I simply could not appreciate mathematics until university. Memorizing times tables and repetitive drilling is not the way it should be taught at the earliest introduction. I don't know how it can be done properly, but the way it is done at the early phases bored the hell out of me. Later, much later, I learned to appreciate it's power and beauty.
The article is very fun to read, despite the sad contents.
But it misses one big point: the image of a scientist. When I reply to "what do you do for a living?" and I say "I'm a neuroscientist", people smile condescendingly and pat me on the back. Because I'm not a lawyer, medical doctor or businessman (i.e. in my way to big money) and thus I can only be either stupid or a fool.
This is a neurosis that scientists hold, not really what people are thinking. Most people have no idea how much money a scientist is or isn't making.
It is a valid neurosis, though. Even 20-25 years ago, a scientist wasn't that bad off, economically. My uncle made enough money to buy a house in the Bay Area as a microbiologist at a government lab. Nowadays there is no way someone in the same position could buy a house in the same area. Even renting your own apartment would be painful. The salary has remained the same, whereas life has gotten much more expensive.
The article was about police who were suspicious of science and scientists doing experiments in home labs.
My question about whether felideon (the commenter who said he/she would like say "wow that's so cool" upon meeting a scientist was a cop or not was a serious question. We could use more police with a science-friendly attitude.
Sounds like you're misinterpreting people. Typical aspergers case maybe. People are probably either disbelieving you or are impressed enough to feel awkward.
Is the US failing at math and science? I don't take a metric like test scores or diplomas at face value. Maybe I could entertain international patents granted, but not without some more detailed analysis.
I don't think I've ever seen a proper analysis of the question of whether the US really is all that poor on math and science.
I think the huge US military industrial complex may play a big role in confusing the issue. An enormous amount of US scientific prowess is busy serving the pentagon. The casual observer sees the technological output of, say, Japan more readily because it's in consumer goods.
Related to this, when we talk about a nation falling behind in math and science, what we actually care about is applied math and science (technology innovation) and how it affects economic competitiveness. A nation of Grothendiecks, Erdoses and Perelemans would not be a huge player in the world economy.
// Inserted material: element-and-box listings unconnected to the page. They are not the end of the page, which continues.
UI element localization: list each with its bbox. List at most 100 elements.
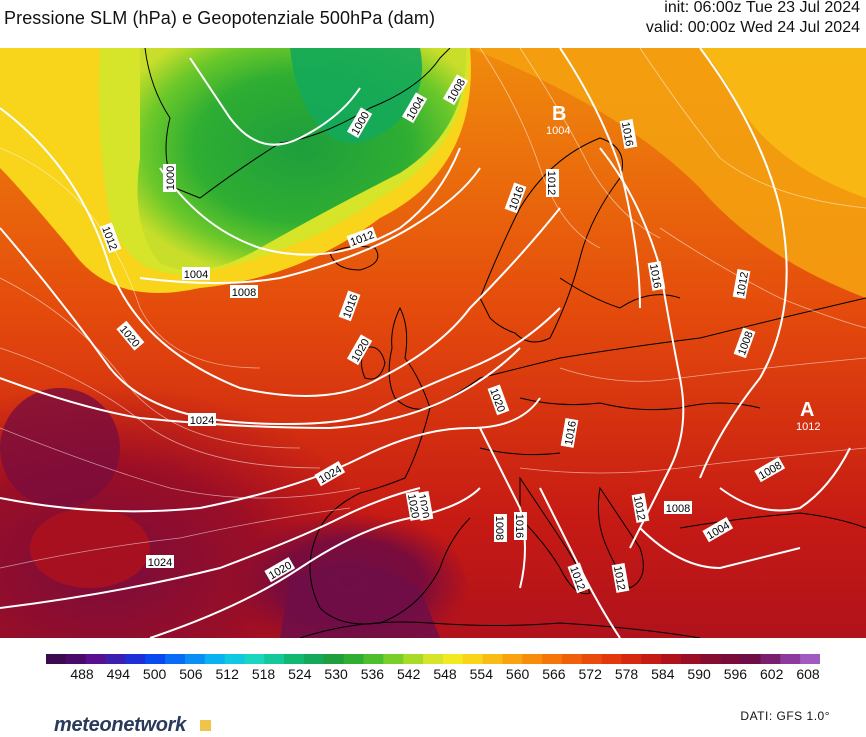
run-info: init: 06:00z Tue 23 Jul 2024 valid: 00:0…	[646, 0, 860, 38]
colorbar-tick: 608	[796, 666, 820, 682]
isobar-label: 1016	[560, 417, 579, 448]
isobar-label: 1008	[664, 501, 692, 515]
colorbar-swatch	[145, 654, 166, 664]
colorbar-tick: 542	[397, 666, 421, 682]
high-pressure-center: A	[800, 399, 814, 421]
colorbar-labels: 488 494 500 506 512 518 524 530 536 542 548 554 560 5…	[46, 666, 820, 686]
colorbar-swatch	[621, 654, 642, 664]
isobar-label: 1024	[146, 555, 174, 569]
svg-text:1016: 1016	[619, 121, 635, 147]
isobar-label: 1000	[163, 164, 177, 192]
high-pressure-value: 1012	[796, 421, 820, 433]
init-time: init: 06:00z Tue 23 Jul 2024	[664, 0, 860, 16]
svg-text:1012: 1012	[631, 495, 647, 521]
svg-text:1012: 1012	[611, 565, 627, 591]
colorbar-swatch	[224, 654, 245, 664]
colorbar-swatch	[462, 654, 484, 664]
isobar-label: 1020	[405, 490, 424, 521]
colorbar-swatch	[522, 654, 543, 664]
geopotential-contours	[0, 48, 866, 569]
isobar-label: 1016	[513, 512, 527, 540]
colorbar-tick: 572	[578, 666, 602, 682]
isobar-label: 1016	[647, 260, 666, 291]
colorbar	[46, 654, 820, 664]
colorbar-swatch	[343, 654, 365, 664]
colorbar-tick: 596	[723, 666, 748, 682]
colorbar-swatch	[482, 654, 503, 664]
colorbar-swatch	[700, 654, 722, 664]
colorbar-swatch	[284, 654, 305, 664]
colorbar-tick: 560	[505, 666, 530, 682]
svg-text:1016: 1016	[513, 514, 525, 538]
colorbar-tick: 518	[251, 666, 276, 682]
isobar-label: 1012	[545, 169, 559, 197]
low-pressure-center: B	[552, 103, 566, 125]
colorbar-swatch	[125, 654, 146, 664]
colorbar-swatch	[403, 654, 424, 664]
svg-text:1008: 1008	[666, 503, 690, 515]
data-source: DATI: GFS 1.0°	[740, 709, 830, 723]
svg-text:1016: 1016	[647, 263, 663, 289]
svg-text:1004: 1004	[184, 269, 208, 281]
logo-square	[200, 720, 211, 731]
isobar-label: 1004	[182, 267, 210, 281]
colorbar-swatch	[244, 654, 265, 664]
colorbar-swatch	[165, 654, 186, 664]
isobars	[0, 48, 851, 638]
colorbar-swatch	[363, 654, 384, 664]
colorbar-tick: 578	[614, 666, 639, 682]
colorbar-swatch	[204, 654, 226, 664]
colorbar-swatch	[562, 654, 583, 664]
colorbar-tick: 500	[142, 666, 167, 682]
colorbar-swatch	[105, 654, 126, 664]
svg-text:1024: 1024	[148, 557, 172, 569]
colorbar-swatch	[760, 654, 781, 664]
colorbar-swatch	[383, 654, 404, 664]
colorbar-swatch	[442, 654, 464, 664]
isobar-label: 1012	[611, 562, 630, 593]
colorbar-tick: 494	[106, 666, 130, 682]
colorbar-swatch	[581, 654, 603, 664]
isobar-label: 1012	[631, 492, 650, 523]
valid-time: valid: 00:00z Wed 24 Jul 2024	[645, 19, 860, 36]
svg-text:1016: 1016	[563, 420, 579, 446]
colorbar-swatch	[800, 654, 820, 664]
svg-text:1012: 1012	[545, 171, 557, 195]
colorbar-tick: 530	[324, 666, 348, 682]
isobar-label: 1024	[188, 413, 216, 427]
colorbar-tick: 584	[651, 666, 675, 682]
map-canvas: B 1004 A 1012 10001000100410081012100410…	[0, 48, 866, 638]
colorbar-tick: 512	[215, 666, 239, 682]
colorbar-tick: 554	[469, 666, 493, 682]
colorbar-swatch	[46, 654, 67, 664]
colorbar-swatch	[720, 654, 742, 664]
colorbar-swatch	[65, 654, 87, 664]
isobar-label: 1008	[230, 285, 258, 299]
colorbar-tick: 548	[433, 666, 457, 682]
colorbar-swatch	[323, 654, 345, 664]
low-pressure-value: 1004	[546, 125, 570, 137]
svg-text:1000: 1000	[165, 166, 177, 190]
colorbar-swatch	[780, 654, 801, 664]
colorbar-tick: 566	[542, 666, 566, 682]
colorbar-swatch	[184, 654, 206, 664]
coastlines	[144, 48, 866, 638]
isobar-label: 1008	[493, 514, 507, 542]
isobar-label: 1012	[732, 268, 751, 299]
colorbar-tick: 590	[687, 666, 711, 682]
colorbar-swatch	[502, 654, 523, 664]
forecast-map[interactable]: B 1004 A 1012 1000 1000 1004 1008 1012 1004 10…	[0, 48, 866, 638]
svg-text:1020: 1020	[405, 493, 421, 519]
colorbar-swatch	[304, 654, 325, 664]
svg-text:1012: 1012	[735, 271, 751, 297]
colorbar-swatch	[681, 654, 702, 664]
colorbar-swatch	[601, 654, 623, 664]
colorbar-swatch	[740, 654, 761, 664]
svg-text:1008: 1008	[493, 516, 505, 540]
map-title: Pressione SLM (hPa) e Geopotenziale 500h…	[4, 8, 436, 28]
colorbar-swatch	[264, 654, 285, 664]
colorbar-tick: 536	[360, 666, 385, 682]
colorbar-swatch	[85, 654, 107, 664]
colorbar-tick: 506	[179, 666, 203, 682]
colorbar-swatch	[641, 654, 662, 664]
What these metrics don't measure is that a lot of people who create important technology advances and businesses are dropouts, misfits, guys who did bad on their exams and people from completely different fields.
I'm an academic. I do math and science for a living. I'm also an immigrant. I lived most of my life in India. I also have a lot of European friends, and actually just got back from a Europe trip hanging out with a number of European academics. Finally, I've also looked at the statistics on this subject.
Every way you look at it, the U.S actually kicks ass in math an science, whether you look at top research or the averages. Take SAT math. Think of a country that has a reputation for excellence in high school math. Eastern Europe immediately comes to mind. Shall we say Romania? Guess what, cynics? U.S scores are on average 30 points higher than Romania's. Or take Nobel prizes. No other country even comes close to the U.S. If we're so bad at science and math, why do we have Silicon Valley and no one else has anything remotely as good?
For several years I've been trying to understand where this self-loathing perception comes from. My friend (also an academic) says that academics spread the "sky is falling" perception in order to get more funding dollars from the NSF/NIH/DARPA, and the media picks it up and runs with it because they always love a scare story. That's the best explanation I have so far. Anyone got a better one?